If you are on holiday I hope you get sunshine.....:sunchair:

If you are sick I hope you feel better soon......:Sick:

If you are having fun can I join you?........:Trapeze 2:

If you are writing a new book can I get a copy?......:Writting:

If you decided to go back to school can I copy off your notes?.....:Clever:

If you are not loosing weight could I join you?.......:pizza:

If you are grumpy can you forgive us with your prize winning sense of humor?! :Crazy 2: :winner_first_h4h:


Many hugs from Anacrusis

Alice, I'm not sure what prompted this thread but I certainly appreciate your intent. I have to say that I think everyone here deserves those kind of thanks. So thanks to everyone for being here too.

Fred, MG is a progressive disease but how it progresses for everyone is different. In women, for example, estrogen fluctuations can have an adverse effect on MG. There really is no way to predict how your MG will progress. Sorry, there are no easy answers with autoimmune diseases. Just take the best care of yourself that you can.

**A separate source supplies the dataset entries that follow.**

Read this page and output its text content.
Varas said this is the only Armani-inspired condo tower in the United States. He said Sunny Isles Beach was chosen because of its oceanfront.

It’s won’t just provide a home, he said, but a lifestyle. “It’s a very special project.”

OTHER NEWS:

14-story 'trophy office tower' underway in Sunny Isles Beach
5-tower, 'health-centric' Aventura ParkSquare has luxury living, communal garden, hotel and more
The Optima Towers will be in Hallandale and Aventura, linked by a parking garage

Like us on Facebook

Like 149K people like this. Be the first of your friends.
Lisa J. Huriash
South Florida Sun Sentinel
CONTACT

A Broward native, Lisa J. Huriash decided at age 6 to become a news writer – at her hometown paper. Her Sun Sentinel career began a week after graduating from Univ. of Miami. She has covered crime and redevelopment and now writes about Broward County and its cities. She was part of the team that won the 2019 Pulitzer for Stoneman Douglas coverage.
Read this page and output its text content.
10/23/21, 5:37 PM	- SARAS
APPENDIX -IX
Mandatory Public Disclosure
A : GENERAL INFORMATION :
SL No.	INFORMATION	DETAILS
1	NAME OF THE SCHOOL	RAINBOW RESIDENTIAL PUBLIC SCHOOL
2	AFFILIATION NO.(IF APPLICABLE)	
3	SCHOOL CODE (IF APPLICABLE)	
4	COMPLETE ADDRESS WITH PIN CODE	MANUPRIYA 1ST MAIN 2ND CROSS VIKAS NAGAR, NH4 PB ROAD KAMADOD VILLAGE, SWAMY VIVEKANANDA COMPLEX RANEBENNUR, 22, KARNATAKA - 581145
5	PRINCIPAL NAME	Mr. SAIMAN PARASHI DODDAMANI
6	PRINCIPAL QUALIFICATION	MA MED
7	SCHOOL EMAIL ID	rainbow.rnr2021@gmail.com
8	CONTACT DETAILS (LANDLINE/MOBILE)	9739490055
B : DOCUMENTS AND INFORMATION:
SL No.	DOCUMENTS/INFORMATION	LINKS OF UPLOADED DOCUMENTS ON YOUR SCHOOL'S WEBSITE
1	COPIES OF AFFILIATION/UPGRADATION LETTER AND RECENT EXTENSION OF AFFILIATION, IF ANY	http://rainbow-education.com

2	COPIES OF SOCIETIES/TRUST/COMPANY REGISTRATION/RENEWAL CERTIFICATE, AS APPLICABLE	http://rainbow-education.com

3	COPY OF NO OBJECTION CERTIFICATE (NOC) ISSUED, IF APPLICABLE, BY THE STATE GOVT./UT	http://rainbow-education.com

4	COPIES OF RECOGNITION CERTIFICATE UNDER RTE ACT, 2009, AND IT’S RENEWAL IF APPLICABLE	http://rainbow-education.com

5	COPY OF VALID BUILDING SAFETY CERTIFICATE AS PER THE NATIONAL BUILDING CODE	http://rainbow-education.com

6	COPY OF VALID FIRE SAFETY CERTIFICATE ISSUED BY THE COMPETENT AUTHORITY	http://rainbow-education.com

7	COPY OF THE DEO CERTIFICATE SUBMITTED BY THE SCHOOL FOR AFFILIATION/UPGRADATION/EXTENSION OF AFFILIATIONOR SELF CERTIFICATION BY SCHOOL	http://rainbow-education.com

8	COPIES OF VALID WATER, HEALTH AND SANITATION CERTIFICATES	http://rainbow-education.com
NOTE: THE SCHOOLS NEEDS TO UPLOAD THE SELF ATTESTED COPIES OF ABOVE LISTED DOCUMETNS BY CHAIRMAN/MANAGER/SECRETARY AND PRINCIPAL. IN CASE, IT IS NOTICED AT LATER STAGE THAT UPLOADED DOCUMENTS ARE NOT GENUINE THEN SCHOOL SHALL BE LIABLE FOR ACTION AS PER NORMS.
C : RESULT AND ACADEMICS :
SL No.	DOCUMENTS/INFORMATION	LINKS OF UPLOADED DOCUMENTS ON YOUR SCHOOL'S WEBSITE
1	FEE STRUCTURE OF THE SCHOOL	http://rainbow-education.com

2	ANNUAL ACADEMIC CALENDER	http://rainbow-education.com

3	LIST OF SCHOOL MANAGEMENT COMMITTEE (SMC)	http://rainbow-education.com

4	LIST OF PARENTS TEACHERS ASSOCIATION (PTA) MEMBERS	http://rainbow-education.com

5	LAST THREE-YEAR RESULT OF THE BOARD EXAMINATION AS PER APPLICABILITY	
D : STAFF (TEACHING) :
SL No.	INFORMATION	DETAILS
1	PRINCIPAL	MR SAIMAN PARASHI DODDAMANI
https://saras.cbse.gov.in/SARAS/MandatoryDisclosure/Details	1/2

Jana, You so sweet. :hug: I love how your mind works too. Here is how I put it in my book, under the "MG Experts' Crisis" vignette.

Do you guys have times of the year when a load of family stuff happens all at once? This is that time of year for me. My MG has stunk because socializing uses way too many muscle groups all at once. And now I'm "trying" to rest up in order to carve pumpkins tomorrow. Yeah, we'll see.

So that's why I've been AWOL, Anacrusis. Love the many thoughts about that. ;) And icons. I laughed when you thought I might be back in school. I wish. Although I learn something new every day, like how bad I am at being consistent at anything, even though I'm tenacious as H@!!. MG should be ashamed of itself.

:grouphug:
Annie

Oh I SO needed to hear someone say this ´out loud´ and at this time of year :hug:.....my muscles are so looking forward to January :rolleyes:

Thanks!

Annie, I completely forgot about your annual pumpkin carving!! May we see some pictures?? Pretty please?? IF you have time and energy when it is all over!

I'm really looking forward to reading your book! Are you gonna use a "catchy" nom de plume like Myra Green? (Initials for MG?)